Moldowan v. City of Warren,
578 F.3d 351, 370 (6th Cir.2009) (internal quotation marks omitted) (quoting
Wysong v. Heath,
260 Fed.Appx. 848, 853 (6th Cir.2008)),
cert. filed,
78 U.S.L.W. 3567 (U.S. Mar. 19, 2010) (No. 09-1149);
see also Carter v. City of Wyoming,
294 Fed.Appx. 990, 992 (6th Cir.2008) (“[T]he Third Circuit’s approach [in
Blaylock
] represents a principled way to read
Johnson
and
Scott
together and to correct the rare blatant and demonstrable error without allowing
Scott
to swallow
Johnson.”
(alterations and internal quotation marks omitted) (quoting
Wysong,
260 Fed.Appx. at 853)).
Our circuit has not yet addressed whether
Scott
carves out an exception, and we need not do so today. If such an exception does exist, then it does not apply on these facts. The district court was presented with a quintessential fact issue — the officers’ deposition testimony differed in a material respect from Chavez’s deposition testimony.

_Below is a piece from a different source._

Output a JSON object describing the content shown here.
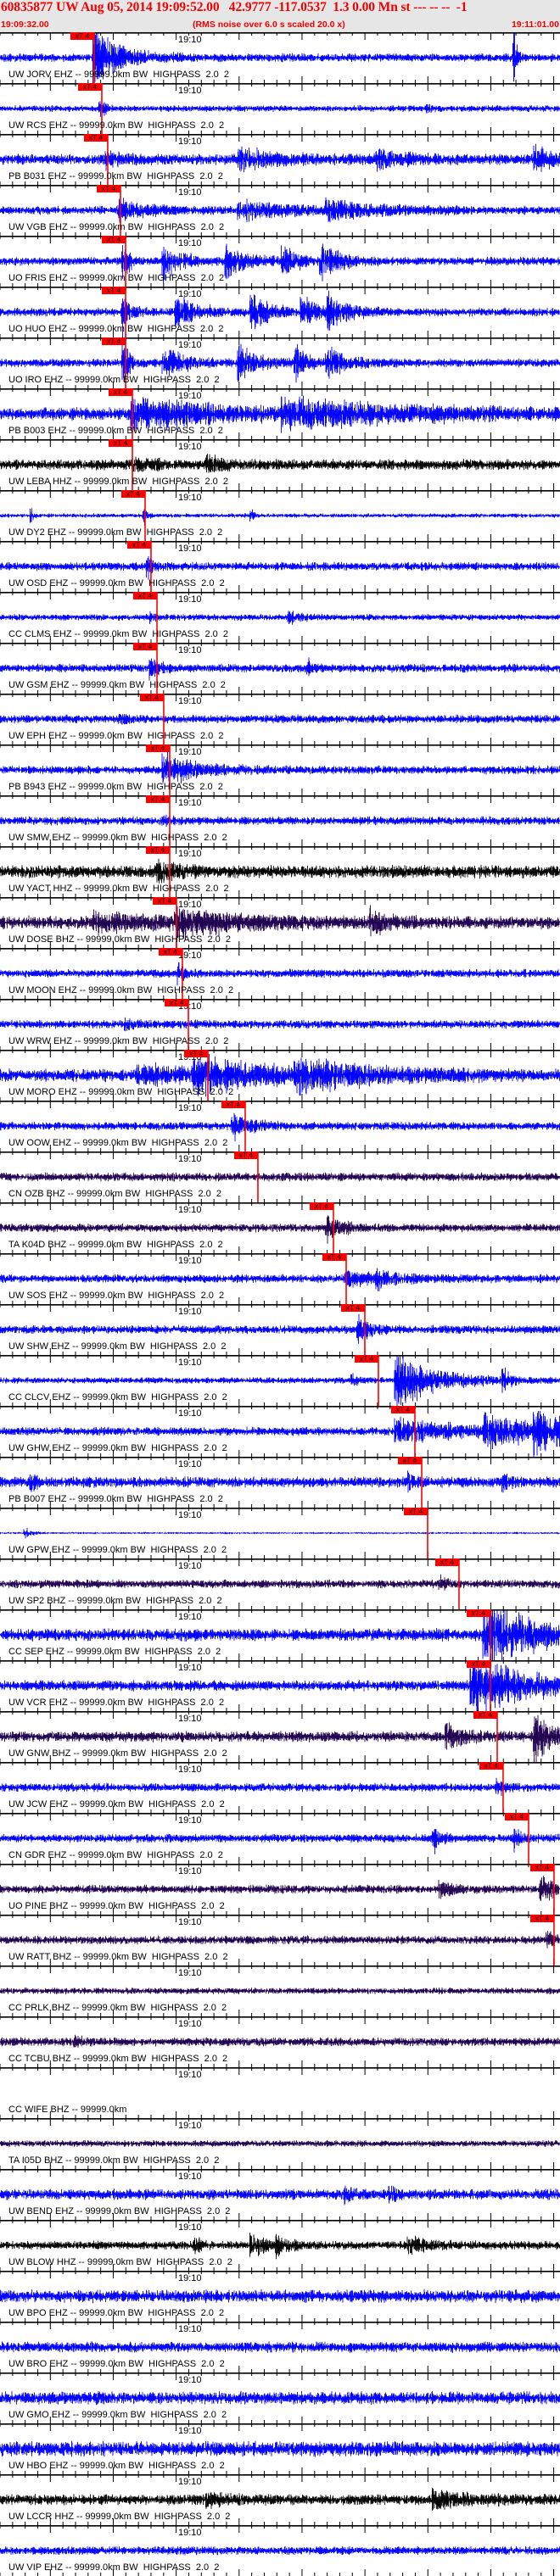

See Peterson v. City of Fort Worth, Tex.,
588 F.3d 838, 847 (5th Cir.2009) (“[T]he conflicting testimony ... raises unresolved questions about what occurred. We therefore hold that the evidence creates a genuine issue of material fact as to whether, from the perspective of a reasonable officer on the scene, the knee strike was excessive and therefore objectively unreasonable.”),
cert. filed,
78 U.S.L.W. 3501 (U.S. Feb. 16, 2010) (No. 09-983). This case is thus a far cry from
Scott,
where a videotape blatantly and demonstrably contradicted Harris’s version of events. To the extent that the officers are challenging Chavez’s credibility and
personal knowledge,
this is similarly inappropriate for determination on summary judgment.

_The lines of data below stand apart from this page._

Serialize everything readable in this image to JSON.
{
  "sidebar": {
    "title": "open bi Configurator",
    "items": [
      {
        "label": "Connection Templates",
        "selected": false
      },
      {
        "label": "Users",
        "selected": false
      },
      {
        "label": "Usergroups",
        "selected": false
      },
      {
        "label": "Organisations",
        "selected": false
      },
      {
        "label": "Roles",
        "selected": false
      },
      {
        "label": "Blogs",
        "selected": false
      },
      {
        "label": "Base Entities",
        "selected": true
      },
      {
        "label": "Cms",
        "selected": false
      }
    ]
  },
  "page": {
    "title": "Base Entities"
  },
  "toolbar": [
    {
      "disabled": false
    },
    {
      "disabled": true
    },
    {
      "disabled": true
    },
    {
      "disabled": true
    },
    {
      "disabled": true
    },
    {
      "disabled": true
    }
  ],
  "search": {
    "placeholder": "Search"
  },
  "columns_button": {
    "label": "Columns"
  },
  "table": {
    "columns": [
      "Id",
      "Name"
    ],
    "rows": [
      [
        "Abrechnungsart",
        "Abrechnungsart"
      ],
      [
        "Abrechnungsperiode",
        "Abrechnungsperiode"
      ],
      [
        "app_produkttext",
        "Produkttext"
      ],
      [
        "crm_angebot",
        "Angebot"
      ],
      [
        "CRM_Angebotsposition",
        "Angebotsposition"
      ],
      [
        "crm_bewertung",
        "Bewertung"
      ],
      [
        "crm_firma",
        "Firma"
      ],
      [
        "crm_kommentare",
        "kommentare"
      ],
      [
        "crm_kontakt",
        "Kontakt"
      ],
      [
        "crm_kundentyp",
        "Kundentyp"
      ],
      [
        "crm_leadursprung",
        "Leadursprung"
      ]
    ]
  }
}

See Tarver v. City of Edna,
410 F.3d 745, 753 (5th Cir.2005) (“Any credibility determination made between the officers’ and Tarver’s version of events is inappropriate for summary judgment.” (citing
Bazan,
246 F.3d at 492)).
For the foregoing reasons, we DENY Sanchez’s motion to dismiss the appeal, and we AFFIRM the district court’s order denying summary judgment on the basis of qualified immunity.